Matthew Hoh: There is No Winning in Afghanistan
By Heather Monday Nov 02, 2009 4:00pm
Fareed Zakaria talks to former Foreign Service officer Matthew Hoh who recently resigned as a Political Officer in Afghanistan. You can watch the entire interview here.
ZAKARIA: Matthew Hoh is the young Foreign Service officer who resigned this week from his post in Afghanistan. He joins me now.
Matthew, I'm going to just start by reading a bit from your resignation letter. You say, "I fail to see the worth or value in continued U.S. casualties or expenditures of resources in support of the Afghan government in what is truly a 35-year-old civil war."
And then you go on to say, "Thousands of our men and women have returned home with physical and mental wounds.
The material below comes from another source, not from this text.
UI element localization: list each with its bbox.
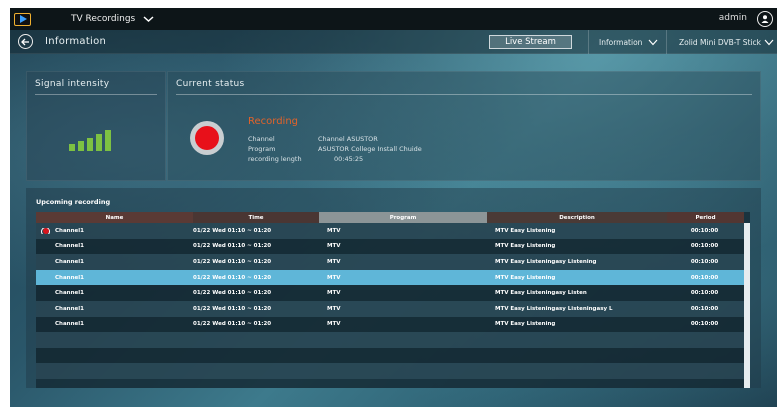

The dead return only in bodily form to be received by families who must be reassured that their dead have been sacrificed for a purpose worthy of such futures lost, love vanished and promised dreams unkept. I have lost confidence such assurances can any more be made. As such, I submit my resignation."
These are very strong words.
Give us some sense of what this insurgency that we are fighting looks like. What did you think people were fighting U.S. troops for?
MATTHEW HOH, FORMER MARINE CAPTAIN AND U.S. STATE DEPARTMENT OFFICIAL: The first place where I really had -- where this was codified for me and where I started to understand what we were doing and how we were involved -- the Korengal Valley, which I'm sure a lot of your viewers are familiar with. It's been on the cover of TIME Magazine. The "New York Times" refers to it as the valley of death. Off the top of my head, unfortunately, I can't remember how many American soldiers we have lost there, but it's probably 30 or 40.
This is a valley, I don't know, 15, 20 kilometers long. There's only 10,000 people in it. They speak their own language. They speak Korengali. In the year 2009 we have a valley with people who speak their own language. Their only trade is the timber trade. And when they move their timber, they don't even leave their valley. Most of the time, I believe, they just take it to the Mazar Valley, and a middleman picks it up and brings it to Pakistan for them.
We show up. We enter their valley. We occupy the richest man's timber mill. And then we bring in Afghan army and Afghan police, who aren't from there.
And then what do we do? Then we have the Afghan police and Afghan army. They say to the Korengalis, they say, "These mountains here that your families have been cutting trees down, sustaining yourselves for hundreds of years, you don't own them. The central government does. And you have to pay tax on that."
I'm not sure how many people anywhere else in the world wouldn't take up arms against something like that.